Do alto da minha ponderação, escutei novamente a frase. Desta feita, o autor daquele juízo valorativo devorava um pavê de chocolate com crocante de nozes numa taça de considerável fundura. Esta sobremesa, quando mastigada somente por seis ou sete resistentes dentários, demora a ser processada. O espectáculo ao qual assisti causou repugnância porque o indivíduo fabricou uma papa de cor indizível, espécie de miscelânea entre amarelo-torrado, castanho e um fio delgado de óleo de reparação automóvel. Irritado, depositei com estrondo a ementa na mesa e bradei pelo empregado de mesa, macho que acedeu à exclamação tonitruante, devolvendo um olhar fulminante e, em simultâneo, de profunda desaprovação:
– A que se deve tamanho fel, senhor? – inquiriu.
Nem respondi. Pontapeei o saber-estar e as boas maneiras. Enfurecido, dirigi-me ao enunciador da frase maldita. Cutuquei-lhe a omoplata com o indicador e, na espera da volta do seu corpo, acendi uma tocha com fumo vermelho por forma a assinalar a discordância. Atirei-a para o canto desprovido de matéria humana e observei-lhe os primeiros segundos rumo à extinção. Não sou um animal, principalmente porque na imediação transitava uma mulher na casa dos 50 com a bombinha de asma em riste e com uma perna em falta. Quem me conhece, sabe da estima que tenho pela proporção no que à acção compete. A senhora deixou trespassar, por entre outras ânsias, o agradecimento, espalmado naquele olhar marrom. Ainda dizem que a sedução já lá vai…

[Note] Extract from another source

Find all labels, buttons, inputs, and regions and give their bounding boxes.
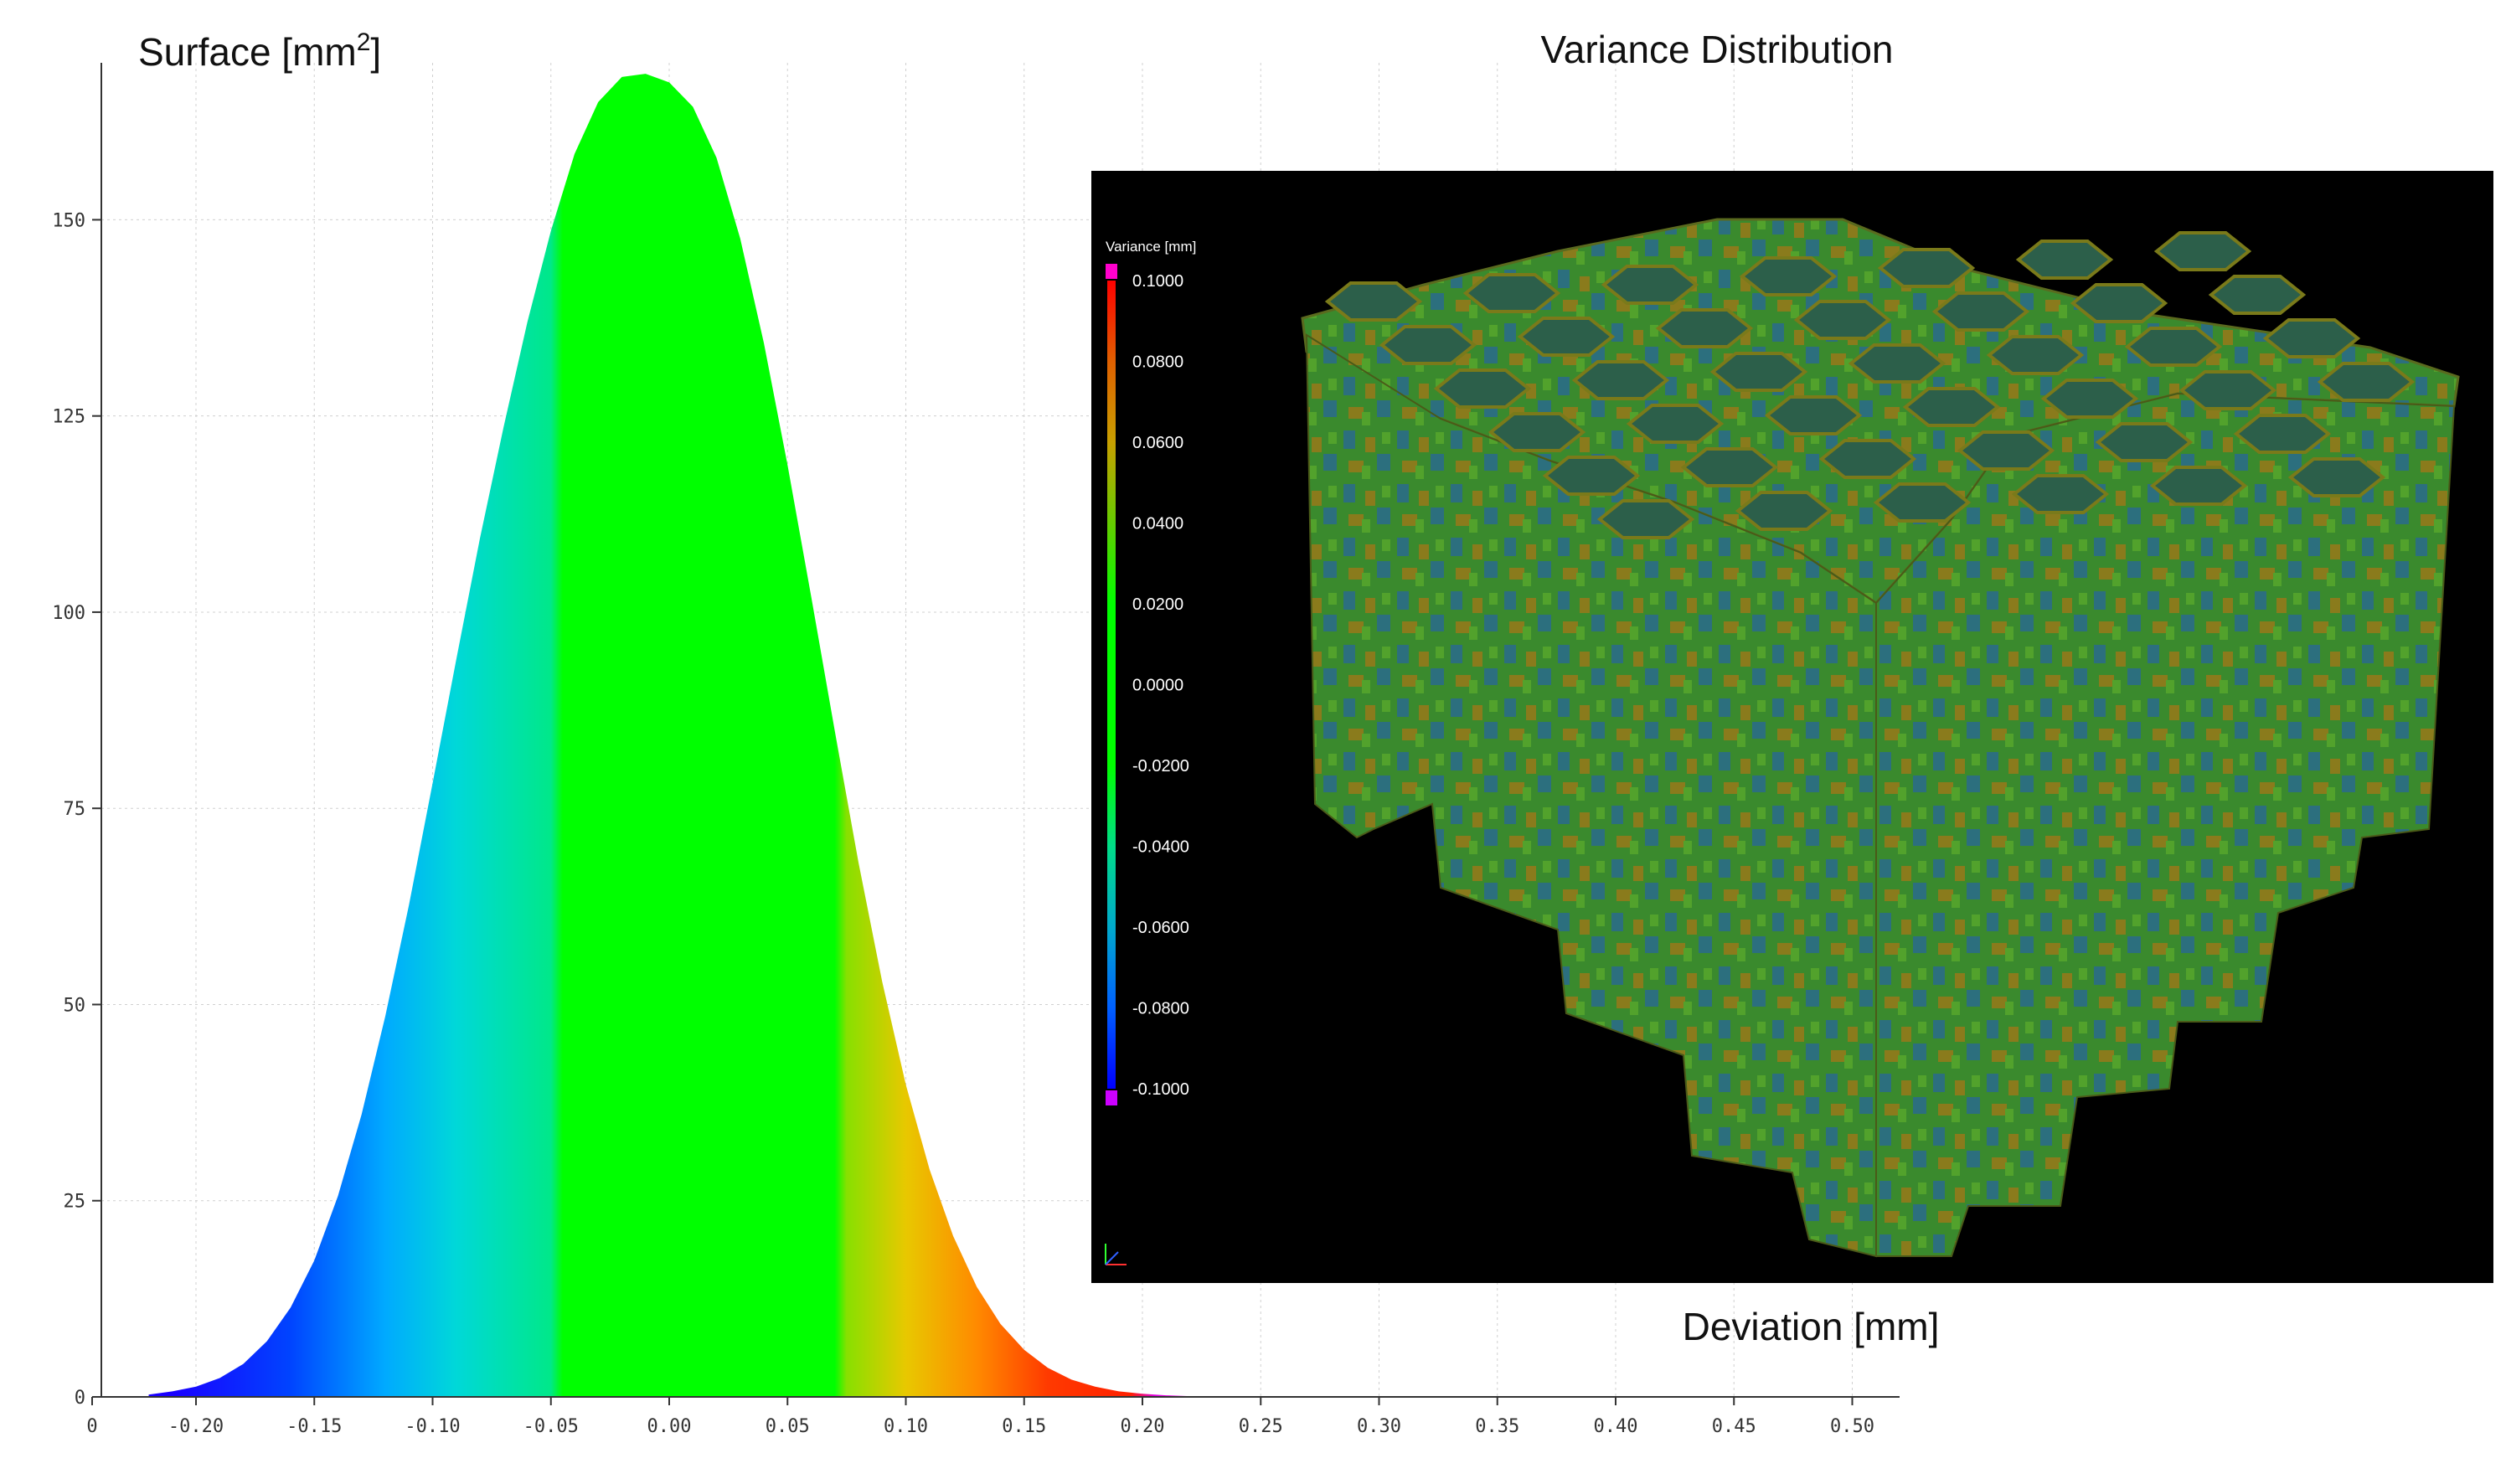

Perante a nuvem de fumo que se erigia, e findo o mascar, o agitador bebeu de um só trago o digestivo que lhe fora servido segundos antes e, com jocosidade no semblante, atirou:
– A dissensão ao nível vocabular é sublime, sobretudo quando comparada com o acto de estourar um foguete, um petardo ou demais variâncias de material pirotécnico. Permita-me que lhe diga que discordo, em absoluto, do comportamento que acabou de manifestar. As regras estão discriminadas na porta, mas não ficam lá. É obrigatório cumpri-las dentro deste ou de qualquer outro estabelecimento. Aqui, neste restaurante, não é permitido o queimar de tochas. Se trouxesse um foguete ou uma bicha-de-rabear, obviamente que não diria uma palavra. Não podia deixar de vincar a minha posição, tendo em conta o que sucedeu.
Em sinal da profunda discordância e incapaz de articular uma opinião, rebento todo o material pirotécnico que reúno. Por fim, numa demonstração de vingança contra a heresia que não vi interrompida, acciono a cavilha de uma granada e atiro-a para junto do meu inimigo.
No rescaldo, os resistentes dentários davam mostras da sua valia, mantendo-se intactos. Mas não eram os únicos. A papa de cor indizível, agora regurgitada, também.
Este autor não escreve segundo o novo acordo ortográfico.